> You can only flip in one direction, so the time taken to update is entirely dependent on the previous state. Worst case you'd need to display the previous character (B -> A for alphabetical order) and would have to flip through the entire alphabet to get to it.

This only applies if you have only one copy of each letter.

You can consider having more copies of frequent letters mixed into the stack, if the stack's thickness allows.

Wouldn't that only help with the average case, not the worst case? Either you have multiple copies of every character (in which case you're still flipping through the same number of characters as the original stack), or some characters don't have duplicates.

Suppose you are optimizing for the fastest average time to display a complete word/phrase.

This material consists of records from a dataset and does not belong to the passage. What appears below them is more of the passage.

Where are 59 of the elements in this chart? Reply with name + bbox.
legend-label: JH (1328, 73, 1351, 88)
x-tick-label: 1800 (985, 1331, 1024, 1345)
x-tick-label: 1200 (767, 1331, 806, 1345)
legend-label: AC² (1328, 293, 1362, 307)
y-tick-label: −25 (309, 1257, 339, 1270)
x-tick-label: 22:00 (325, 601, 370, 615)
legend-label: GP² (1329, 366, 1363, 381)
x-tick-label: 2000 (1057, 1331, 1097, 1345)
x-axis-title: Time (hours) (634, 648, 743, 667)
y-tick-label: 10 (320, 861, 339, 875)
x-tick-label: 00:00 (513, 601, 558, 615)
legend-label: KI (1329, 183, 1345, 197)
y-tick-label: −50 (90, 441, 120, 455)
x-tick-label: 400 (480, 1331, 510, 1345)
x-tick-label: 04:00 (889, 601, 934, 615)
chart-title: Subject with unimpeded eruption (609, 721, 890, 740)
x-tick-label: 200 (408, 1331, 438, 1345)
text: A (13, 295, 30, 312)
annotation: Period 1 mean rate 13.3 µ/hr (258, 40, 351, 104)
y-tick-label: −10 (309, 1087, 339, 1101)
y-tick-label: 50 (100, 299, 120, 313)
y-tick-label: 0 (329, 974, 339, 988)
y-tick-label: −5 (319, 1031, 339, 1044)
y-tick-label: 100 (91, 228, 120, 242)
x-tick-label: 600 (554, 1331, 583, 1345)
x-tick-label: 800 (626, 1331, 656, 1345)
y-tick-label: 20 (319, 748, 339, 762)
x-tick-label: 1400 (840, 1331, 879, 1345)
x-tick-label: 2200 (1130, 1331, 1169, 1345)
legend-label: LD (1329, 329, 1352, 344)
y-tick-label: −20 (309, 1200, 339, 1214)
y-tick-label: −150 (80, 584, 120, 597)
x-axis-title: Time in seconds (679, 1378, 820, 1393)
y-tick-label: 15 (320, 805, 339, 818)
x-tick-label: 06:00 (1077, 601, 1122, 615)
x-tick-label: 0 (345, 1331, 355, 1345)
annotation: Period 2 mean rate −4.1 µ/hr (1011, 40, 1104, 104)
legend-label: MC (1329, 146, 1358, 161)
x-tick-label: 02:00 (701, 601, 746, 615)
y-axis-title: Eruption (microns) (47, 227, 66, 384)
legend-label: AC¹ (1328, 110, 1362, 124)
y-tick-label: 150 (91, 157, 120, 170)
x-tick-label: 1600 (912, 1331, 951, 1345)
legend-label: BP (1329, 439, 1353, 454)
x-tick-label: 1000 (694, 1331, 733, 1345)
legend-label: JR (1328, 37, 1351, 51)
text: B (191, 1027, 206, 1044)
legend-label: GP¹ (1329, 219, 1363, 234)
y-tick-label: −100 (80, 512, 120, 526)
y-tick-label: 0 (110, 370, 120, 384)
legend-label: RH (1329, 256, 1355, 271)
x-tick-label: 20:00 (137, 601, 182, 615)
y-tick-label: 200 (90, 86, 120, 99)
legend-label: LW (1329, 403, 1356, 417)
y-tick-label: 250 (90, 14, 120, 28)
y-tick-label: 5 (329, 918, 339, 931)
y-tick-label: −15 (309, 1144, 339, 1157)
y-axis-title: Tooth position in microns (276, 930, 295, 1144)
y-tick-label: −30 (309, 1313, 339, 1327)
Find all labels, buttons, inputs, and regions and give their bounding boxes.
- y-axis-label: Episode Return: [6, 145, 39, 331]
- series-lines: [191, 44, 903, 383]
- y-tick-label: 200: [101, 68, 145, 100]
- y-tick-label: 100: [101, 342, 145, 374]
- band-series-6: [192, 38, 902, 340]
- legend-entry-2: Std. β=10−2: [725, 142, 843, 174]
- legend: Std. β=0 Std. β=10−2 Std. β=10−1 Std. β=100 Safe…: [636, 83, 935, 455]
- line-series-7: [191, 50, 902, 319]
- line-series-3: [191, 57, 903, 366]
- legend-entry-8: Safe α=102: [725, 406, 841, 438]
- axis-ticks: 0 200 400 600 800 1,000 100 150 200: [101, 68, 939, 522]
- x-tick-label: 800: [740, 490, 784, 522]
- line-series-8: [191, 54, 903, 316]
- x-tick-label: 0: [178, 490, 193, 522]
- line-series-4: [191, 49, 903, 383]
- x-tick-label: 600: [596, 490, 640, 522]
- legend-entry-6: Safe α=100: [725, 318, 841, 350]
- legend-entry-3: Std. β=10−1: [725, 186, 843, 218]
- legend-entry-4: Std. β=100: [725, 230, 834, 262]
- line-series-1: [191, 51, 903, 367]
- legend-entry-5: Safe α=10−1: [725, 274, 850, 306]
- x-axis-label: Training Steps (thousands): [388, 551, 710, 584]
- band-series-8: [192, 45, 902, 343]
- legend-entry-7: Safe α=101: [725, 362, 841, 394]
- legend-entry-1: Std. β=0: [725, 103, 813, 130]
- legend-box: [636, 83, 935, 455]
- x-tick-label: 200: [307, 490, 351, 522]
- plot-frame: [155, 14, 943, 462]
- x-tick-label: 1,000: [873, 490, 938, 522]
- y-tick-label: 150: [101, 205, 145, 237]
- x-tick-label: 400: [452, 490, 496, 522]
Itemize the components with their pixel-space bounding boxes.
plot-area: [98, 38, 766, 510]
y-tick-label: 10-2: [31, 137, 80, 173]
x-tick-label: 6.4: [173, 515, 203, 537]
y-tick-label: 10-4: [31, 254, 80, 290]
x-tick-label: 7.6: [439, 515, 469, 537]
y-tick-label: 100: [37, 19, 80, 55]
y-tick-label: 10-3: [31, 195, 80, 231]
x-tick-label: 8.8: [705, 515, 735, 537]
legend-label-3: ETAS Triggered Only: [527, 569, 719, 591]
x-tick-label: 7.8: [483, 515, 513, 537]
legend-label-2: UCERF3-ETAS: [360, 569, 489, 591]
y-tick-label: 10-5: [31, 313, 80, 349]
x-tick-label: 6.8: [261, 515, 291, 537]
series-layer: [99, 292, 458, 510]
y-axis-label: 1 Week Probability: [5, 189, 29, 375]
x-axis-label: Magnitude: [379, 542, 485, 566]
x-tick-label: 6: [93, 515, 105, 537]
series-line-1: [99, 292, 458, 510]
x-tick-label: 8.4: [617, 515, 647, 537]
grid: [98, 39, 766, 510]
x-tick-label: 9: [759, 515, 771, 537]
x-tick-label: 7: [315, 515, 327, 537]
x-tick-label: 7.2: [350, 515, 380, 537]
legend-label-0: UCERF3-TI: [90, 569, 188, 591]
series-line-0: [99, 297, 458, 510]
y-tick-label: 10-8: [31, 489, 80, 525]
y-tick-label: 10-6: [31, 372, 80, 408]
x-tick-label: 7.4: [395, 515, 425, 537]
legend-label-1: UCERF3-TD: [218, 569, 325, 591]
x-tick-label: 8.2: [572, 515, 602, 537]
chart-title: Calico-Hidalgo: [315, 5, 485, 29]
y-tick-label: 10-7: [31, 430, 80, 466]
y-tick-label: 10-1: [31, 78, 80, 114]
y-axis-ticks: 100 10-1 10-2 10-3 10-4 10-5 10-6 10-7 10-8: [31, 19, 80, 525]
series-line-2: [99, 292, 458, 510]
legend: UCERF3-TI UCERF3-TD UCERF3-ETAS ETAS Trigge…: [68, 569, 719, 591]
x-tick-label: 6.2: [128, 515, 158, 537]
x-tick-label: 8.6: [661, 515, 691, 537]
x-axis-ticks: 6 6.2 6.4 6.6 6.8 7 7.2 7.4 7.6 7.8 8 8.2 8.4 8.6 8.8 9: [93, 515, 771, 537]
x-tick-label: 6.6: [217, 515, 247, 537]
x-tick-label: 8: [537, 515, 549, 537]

That means you will be limited by the slowest letter in each word. But the letters are flipping in parallel, which means you can use the time waiting for the slowest letter to move the other letters to an optimal display.

So have the alphabet ordered in descending frequency. But put a second block of the most common characters half-way through. For each word you first calculate the slowest letter, which gives you a 'budget' of how many flips you will take. Then each letter uses that budget to get to the optimal location of the character it needs to display, probably as early in the alphabet as possible.

If you know which word is being displayed _next_, you can also try to get into the best position to move to in preparation.

The ideal alphabet ordering might be different depending on position in the word -- for instance, some letters are more common at the start of a word. And you could think about digraphs, taking advantage of Q usually being followed by U.